David Arellano, mártir y fundador de Colo Colo.
Camiseta blanca, pantalones negros, medias azules: El primer uniforme de Colo Colo
Es Juan Quiñones el que propone la camiseta blanca por la pureza y los pantalones negros en señal de seriedad y sobriedad. Además, avisa que pretende que el escudo lleve los tres colores de Chile. Guillermo Cáceres dice que tiene una “picada” para las calcetas, de muy buena calidad, ya que son productos que compra la Armada en Valparaíso y, por lo mismo su color: azul marino con una franja blanca.
“Todos para uno y uno para todos”, es el lema escogido que, además, va en un timbre que incluye las palabras “Fuerza y Destreza”, sugeridos por Rubén Arroyo. Ahora, eso sí, tocaba elegir el nombre: Luis Contreras dio en el clavo.

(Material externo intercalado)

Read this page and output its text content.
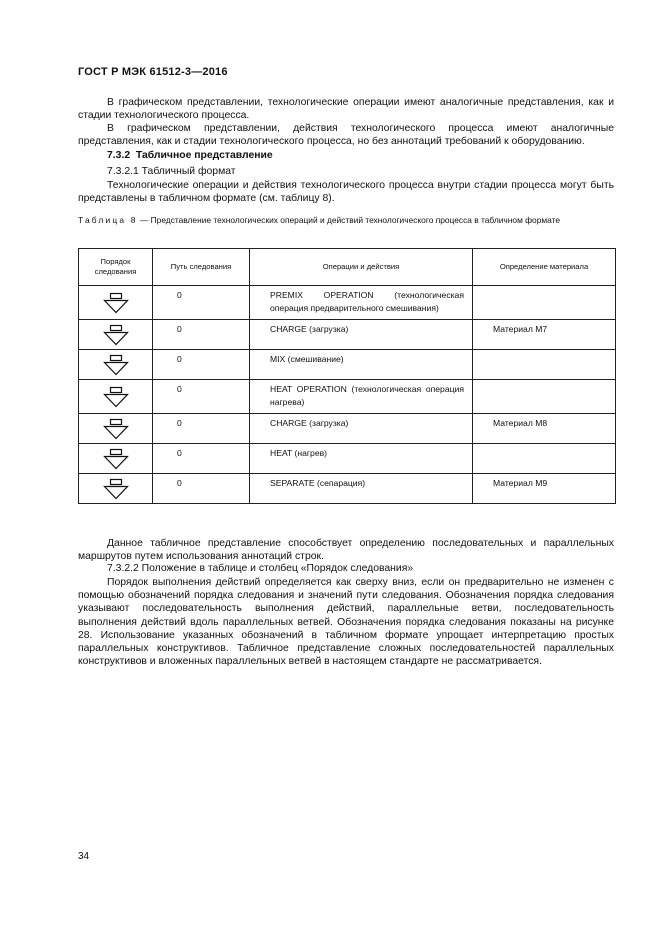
ГОСТ Р МЭК 61512-3—2016

В графическом представлении, технологические операции имеют аналогичные представления, как и стадии технологического процесса.

В графическом представлении, действия технологического процесса имеют аналогичные представления, как и стадии технологического процесса, но без аннотаций требований к оборудованию.

7.3.2 Табличное представление
7.3.2.1 Табличный формат

Технологические операции и действия технологического процесса внутри стадии процесса могут быть представлены в табличном формате (см. таблицу 8).

Таблица 8 — Представление технологических операций и действий технологического процесса в табличном формате

Порядок следования	Путь следования	Операции и действия	Определение материала

	0	PREMIX OPERATION (технологическая операция предварительного смешивания)	

	0	CHARGE (загрузка)	Материал M7

	0	MIX (смешивание)	

	0	HEAT OPERATION (технологическая операция нагрева)	

	0	CHARGE (загрузка)	Материал M8

	0	HEAT (нагрев)	

	0	SEPARATE (сепарация)	Материал M9

Данное табличное представление способствует определению последовательных и параллельных маршрутов путем использования аннотаций строк.

7.3.2.2 Положение в таблице и столбец «Порядок следования»

Порядок выполнения действий определяется как сверху вниз, если он предварительно не изменен с помощью обозначений порядка следования и значений пути следования. Обозначения порядка следования указывают последовательность выполнения действий, параллельные ветви, последовательность выполнения действий вдоль параллельных ветвей. Обозначения порядка следования показаны на рисунке 28. Использование указанных обозначений в табличном формате упрощает интерпретацию простых параллельных конструктивов. Табличное представление сложных последовательностей параллельных конструктивов и вложенных параллельных ветвей в настоящем стандарте не рассматривается.

34
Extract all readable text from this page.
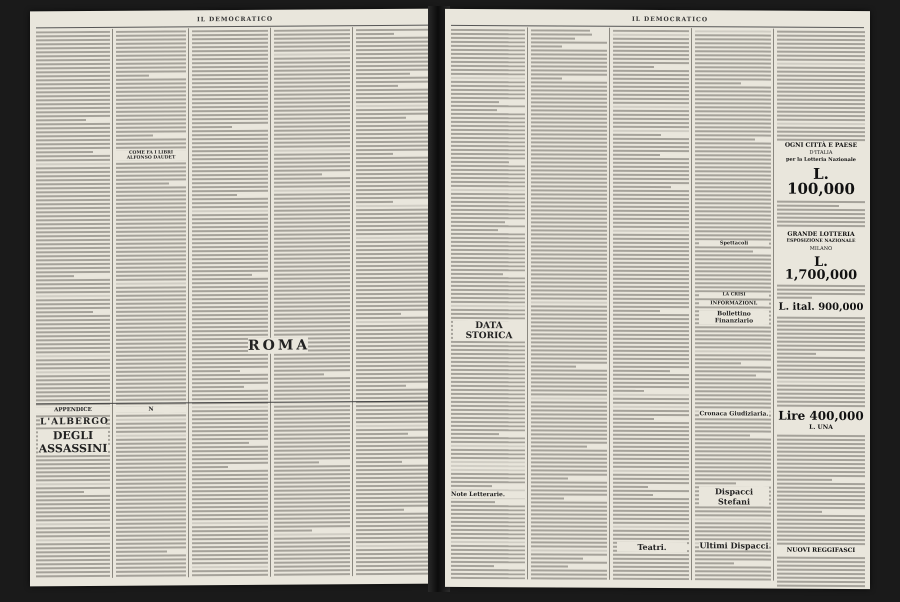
IL DEMOCRATICO
APPENDICE	N
L'ALBERGO
DEGLI ASSASSINI
ROMA
COME FA I LIBRI ALFONSO DAUDET
IL DEMOCRATICO
DATA STORICA
Note Letterarie.
Teatri.
Bollettino Finanziario
Cronaca Giudiziaria.
Dispacci Stefani
Ultimi Dispacci
INFORMAZIONI.
Spettacoli
LA CRISI
OGNI CITTÀ E PAESE
D'ITALIA
per la Lotteria Nazionale
L. 100,000
GRANDE LOTTERIA
ESPOSIZIONE NAZIONALE
MILANO
L. 1,700,000
L. ital. 900,000
Lire 400,000
L. UNA
NUOVI REGGIFASCI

Se pensaron en muchas altenrativas: Independencia, O’Higgins, Arturo Prat, Lautaro, entre otros que, después de todo, no llenaban del gusto ya que eran ocupados en otros equipos. Ahí es donde aparece Luis Contreras con la idea del Lonko Colo Colo y que a todos les convence. Chileno, sabio, y rebelde.
101 años de historia: Un club que traspasa las fronteras de los siglos
El resto es historia. Los Rebeldes, quizás, nunca imaginaron que habían formado un club que se convertiría en el mejor equipo de la historia de nuestro país. 34 títulos de Campeonatos Nacionales, 14 Copa Chile, cuatro Supercopas, una Copa Libertadores, una Copa Interamericana y una Recopa, además de 17 torneos nacionales femeninos y una Copa Libertadores Femenina avalan un camino lleno de laureles y de una antorcha inmensa de gloria que alumbrará por siempre con fuego de campeón.